The caret symbol (^) indicates that the search must begin with this regular expression pattern.

The dollar symbol ($) indicates that the search must end with this regular expression pattern.

In [2]:
import re

In [3]:
'''
With the below pattern, we are looking for the world 'Hello' at the beginning of the string only:
'''
beginsWithHelloRegex = re.compile(r'^Hello')
beginsWithHelloRegex.search('Hello there!')

<re.Match object; span=(0, 5), match='Hello'>

In [4]:
'''
The below regex.search returns nothing as the pattern 'Hello' is not at the start of the string.
'''
beginsWithHelloRegex.search('He said "Hello there!"') == None

True

In [5]:
'''
And with the dollar sign:
'''
endsWithWorldRegex = re.compile(r'world!$')
endsWithWorldRegex.search('Hello world!')

<re.Match object; span=(6, 12), match='world!'>

In [6]:
endsWithWorldRegex.search('Hello world! How are you?') == None

True

In [7]:
'''
Using both caret and dollar sign, we can use the below pattern to determine whether a string contains digits only or not:
'''
allDigitsRegex = re.compile(r'^\d+$')
allDigitsRegex.search('879564361987456194798987')

<re.Match object; span=(0, 24), match='879564361987456194798987'>

In [8]:
'''
As the matching pattern must start and end with digits, and must also contain that pattern of digits only.
The below does not fit this as there is a non-digit character in the middle.
'''
allDigitsRegex.search('879564361987x456194798987') == None

True

In [9]:
'''
The period character (.) is a wildcard for any character that is not a new line.
'''
atRegex = re.compile(r'.at')
atRegex.findall('The cat in the hat sat on the flat mat')

['cat', 'hat', 'sat', 'lat', 'mat']

In [10]:
'''
The above output shows everything ending in at.
However when it finds flat, the output is lat.
This is due to the pattern only looking for one character preceeding the at.

We can adjust this as follows:
'''
atRegex = re.compile(r'.{1,2}at')
atRegex.findall('The cat in the hat sat on the flat mat')

'''
The above is now adding the white space preceeding at.
'''

'\nThe above is now adding the white space preceeding at.\n'

In [11]:
'''
The dot-star (.*) is any character that occurs zero or more times.
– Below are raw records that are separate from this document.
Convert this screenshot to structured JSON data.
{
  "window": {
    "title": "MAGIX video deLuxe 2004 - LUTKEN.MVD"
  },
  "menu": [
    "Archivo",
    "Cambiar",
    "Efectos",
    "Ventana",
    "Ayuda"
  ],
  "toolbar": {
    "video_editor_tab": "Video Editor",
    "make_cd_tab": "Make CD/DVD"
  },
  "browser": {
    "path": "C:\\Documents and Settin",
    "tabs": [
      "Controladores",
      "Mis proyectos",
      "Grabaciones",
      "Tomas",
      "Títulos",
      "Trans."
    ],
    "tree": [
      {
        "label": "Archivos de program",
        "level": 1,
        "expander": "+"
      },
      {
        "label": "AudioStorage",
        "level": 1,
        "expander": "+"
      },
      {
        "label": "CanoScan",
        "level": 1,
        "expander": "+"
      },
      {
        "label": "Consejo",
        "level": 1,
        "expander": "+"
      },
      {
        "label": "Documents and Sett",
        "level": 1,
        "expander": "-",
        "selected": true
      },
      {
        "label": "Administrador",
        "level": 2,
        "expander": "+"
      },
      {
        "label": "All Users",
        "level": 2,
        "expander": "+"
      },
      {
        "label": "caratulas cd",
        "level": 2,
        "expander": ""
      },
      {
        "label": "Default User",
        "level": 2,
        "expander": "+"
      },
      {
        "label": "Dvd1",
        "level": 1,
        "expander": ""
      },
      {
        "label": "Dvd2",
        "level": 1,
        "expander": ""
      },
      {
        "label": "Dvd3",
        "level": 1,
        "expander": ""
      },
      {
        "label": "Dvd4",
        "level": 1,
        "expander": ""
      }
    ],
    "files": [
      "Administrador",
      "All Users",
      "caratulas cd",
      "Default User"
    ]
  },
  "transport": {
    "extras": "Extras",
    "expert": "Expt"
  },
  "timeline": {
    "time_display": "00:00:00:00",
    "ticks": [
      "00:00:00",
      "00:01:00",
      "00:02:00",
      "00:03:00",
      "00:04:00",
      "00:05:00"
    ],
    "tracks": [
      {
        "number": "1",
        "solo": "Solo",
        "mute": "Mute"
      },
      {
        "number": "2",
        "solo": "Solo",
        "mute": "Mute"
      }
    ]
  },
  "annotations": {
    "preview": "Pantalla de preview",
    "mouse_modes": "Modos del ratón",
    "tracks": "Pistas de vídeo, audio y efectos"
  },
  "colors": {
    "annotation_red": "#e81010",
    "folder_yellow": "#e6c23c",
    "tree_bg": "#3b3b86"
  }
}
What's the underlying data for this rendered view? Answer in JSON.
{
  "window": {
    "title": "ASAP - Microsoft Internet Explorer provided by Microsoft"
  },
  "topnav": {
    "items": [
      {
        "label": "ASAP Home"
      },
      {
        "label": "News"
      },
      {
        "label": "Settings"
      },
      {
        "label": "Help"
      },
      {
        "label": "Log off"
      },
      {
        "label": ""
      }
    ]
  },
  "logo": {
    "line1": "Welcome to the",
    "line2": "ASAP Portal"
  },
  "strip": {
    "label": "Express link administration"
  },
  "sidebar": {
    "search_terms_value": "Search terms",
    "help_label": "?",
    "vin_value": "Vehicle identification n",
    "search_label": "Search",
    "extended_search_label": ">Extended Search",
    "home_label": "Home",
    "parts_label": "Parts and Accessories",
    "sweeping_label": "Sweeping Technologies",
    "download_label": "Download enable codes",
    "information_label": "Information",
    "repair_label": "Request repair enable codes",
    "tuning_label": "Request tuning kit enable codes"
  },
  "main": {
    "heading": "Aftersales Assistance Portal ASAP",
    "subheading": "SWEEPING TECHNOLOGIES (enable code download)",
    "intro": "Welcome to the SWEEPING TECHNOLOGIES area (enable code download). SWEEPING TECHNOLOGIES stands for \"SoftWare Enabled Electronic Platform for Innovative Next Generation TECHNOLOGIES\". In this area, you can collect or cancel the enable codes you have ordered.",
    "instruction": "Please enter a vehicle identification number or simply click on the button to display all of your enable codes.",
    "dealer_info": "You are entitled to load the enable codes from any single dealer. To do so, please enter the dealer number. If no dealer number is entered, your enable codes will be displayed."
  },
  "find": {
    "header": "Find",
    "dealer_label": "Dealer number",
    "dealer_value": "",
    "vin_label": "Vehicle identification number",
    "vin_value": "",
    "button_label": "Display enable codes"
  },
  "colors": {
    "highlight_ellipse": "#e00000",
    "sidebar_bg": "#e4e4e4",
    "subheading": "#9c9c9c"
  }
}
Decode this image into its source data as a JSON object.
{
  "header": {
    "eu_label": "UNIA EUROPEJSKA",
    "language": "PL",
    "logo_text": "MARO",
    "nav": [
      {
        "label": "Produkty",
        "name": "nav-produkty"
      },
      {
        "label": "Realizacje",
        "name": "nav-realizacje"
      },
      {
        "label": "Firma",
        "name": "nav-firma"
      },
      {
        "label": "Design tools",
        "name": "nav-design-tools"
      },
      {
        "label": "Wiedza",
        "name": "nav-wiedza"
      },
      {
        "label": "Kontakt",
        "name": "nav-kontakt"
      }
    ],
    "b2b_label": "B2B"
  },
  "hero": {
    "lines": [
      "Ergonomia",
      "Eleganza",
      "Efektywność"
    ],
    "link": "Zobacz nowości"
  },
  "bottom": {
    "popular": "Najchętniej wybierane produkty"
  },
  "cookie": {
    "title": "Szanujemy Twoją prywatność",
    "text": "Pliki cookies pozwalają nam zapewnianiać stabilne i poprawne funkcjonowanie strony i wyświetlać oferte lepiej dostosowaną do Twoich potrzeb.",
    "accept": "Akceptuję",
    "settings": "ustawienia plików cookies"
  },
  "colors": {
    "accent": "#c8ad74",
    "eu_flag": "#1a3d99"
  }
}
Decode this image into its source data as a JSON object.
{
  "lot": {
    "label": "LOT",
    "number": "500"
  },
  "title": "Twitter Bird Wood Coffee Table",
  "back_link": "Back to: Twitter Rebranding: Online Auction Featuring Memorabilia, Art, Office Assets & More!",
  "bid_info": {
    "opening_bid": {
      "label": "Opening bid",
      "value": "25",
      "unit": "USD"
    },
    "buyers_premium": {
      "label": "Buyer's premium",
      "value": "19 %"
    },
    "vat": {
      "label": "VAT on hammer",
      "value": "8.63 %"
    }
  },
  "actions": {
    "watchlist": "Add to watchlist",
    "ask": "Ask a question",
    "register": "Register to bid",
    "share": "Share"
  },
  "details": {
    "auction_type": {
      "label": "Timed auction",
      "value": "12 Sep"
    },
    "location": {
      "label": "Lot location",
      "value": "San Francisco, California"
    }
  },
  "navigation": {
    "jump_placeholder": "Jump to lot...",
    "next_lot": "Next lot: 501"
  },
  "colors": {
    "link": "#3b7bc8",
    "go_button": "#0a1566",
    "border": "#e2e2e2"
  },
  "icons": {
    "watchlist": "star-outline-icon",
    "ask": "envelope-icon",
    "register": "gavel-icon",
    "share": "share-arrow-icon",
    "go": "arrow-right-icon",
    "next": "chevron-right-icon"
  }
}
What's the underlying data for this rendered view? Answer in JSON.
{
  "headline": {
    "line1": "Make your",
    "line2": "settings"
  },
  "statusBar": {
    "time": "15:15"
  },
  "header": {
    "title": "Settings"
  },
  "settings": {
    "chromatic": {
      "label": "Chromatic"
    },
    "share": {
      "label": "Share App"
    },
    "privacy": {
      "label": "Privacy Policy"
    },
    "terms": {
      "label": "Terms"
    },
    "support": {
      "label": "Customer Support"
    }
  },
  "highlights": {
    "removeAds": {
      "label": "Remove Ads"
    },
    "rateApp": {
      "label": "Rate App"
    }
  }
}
We will try to extract the first name and last name from the string:
    'First Name: Al Last Name: Sweigart'
'''
'First Name: Al Last Name: Sweigart'.find(':')

'First Name: Al Last Name: Sweigart'.find(':') + 2

'First Name: Al Last Name: Sweigart'[12:]

'Al Last Name: Sweigart'

In [12]:
nameRegex = re.compile(r'First Name: (.*) Last Name: (.*)')
nameRegex.findall('First Name: Al Last Name: Sweigart')

'''
The above code searches for the pattern "First Name: " and returns the first group, then searches for " Last Name: " and returns that for the second group'''

'\nThe above code searches for the pattern "First Name: " and returns the first group, then searches for " Last Name: " and returns that for the second group'

In [14]:
'''
(.*) is greedy - will match with the maximum number of characters possible.
(.*?) is non-greedy - will match with the minimum number of characters as possible.
'''
serve = '<To serve humans> for dinner.>'
nongreedy = re.compile(r'<(.*?)>')
nongreedy.findall(serve)

['To serve humans']

In [15]:
greedy = re.compile(r'<(.*)>')
greedy.findall(serve)

['To serve humans> for dinner.']

In [20]:
prime = '''Serve the public trust.
Protect the innocent.
Uphold the law.
'''
dotStar = re.compile(r'.*')
dotStar.search(prime)

<re.Match object; span=(0, 23), match='Serve the public trust.'>

In [21]:
dotStar = re.compile(r'.*', re.DOTALL)
dotStar.search(prime)

<re.Match object; span=(0, 62), match='Serve the public trust.\nProtect the innocent.\nU>

In [25]:
'''
The below only matches vowels of lower case.
'''
vowelRegex = re.compile(r'[aeiou]')
vowelRegex.findall('Al, why does your programming book talk about RoboCop so much?')

['o',
 'e',
 'o',
 'u',
 'o',
 'a',
 'i',
 'o',
 'o',
 'a',
 'a',
 'o',
 'u',
 'o',
 'o',
 'o',
 'o',
 'u']

In [26]:
'''
We can use re.IGNORECASE or re.I to match the patter regardless of case.
'''
vowelRegex = re.compile(r'[aeiou]',re.IGNORECASE)
vowelRegex.findall('Al, why does your programming book talk about RoboCop so much?')

['A',
 'o',
 'e',
 'o',
 'u',
 'o',
 'a',
 'i',
 'o',
 'o',
 'a',
 'a',
 'o',
 'u',
 'o',
 'o',
 'o',
 'o',
 'u']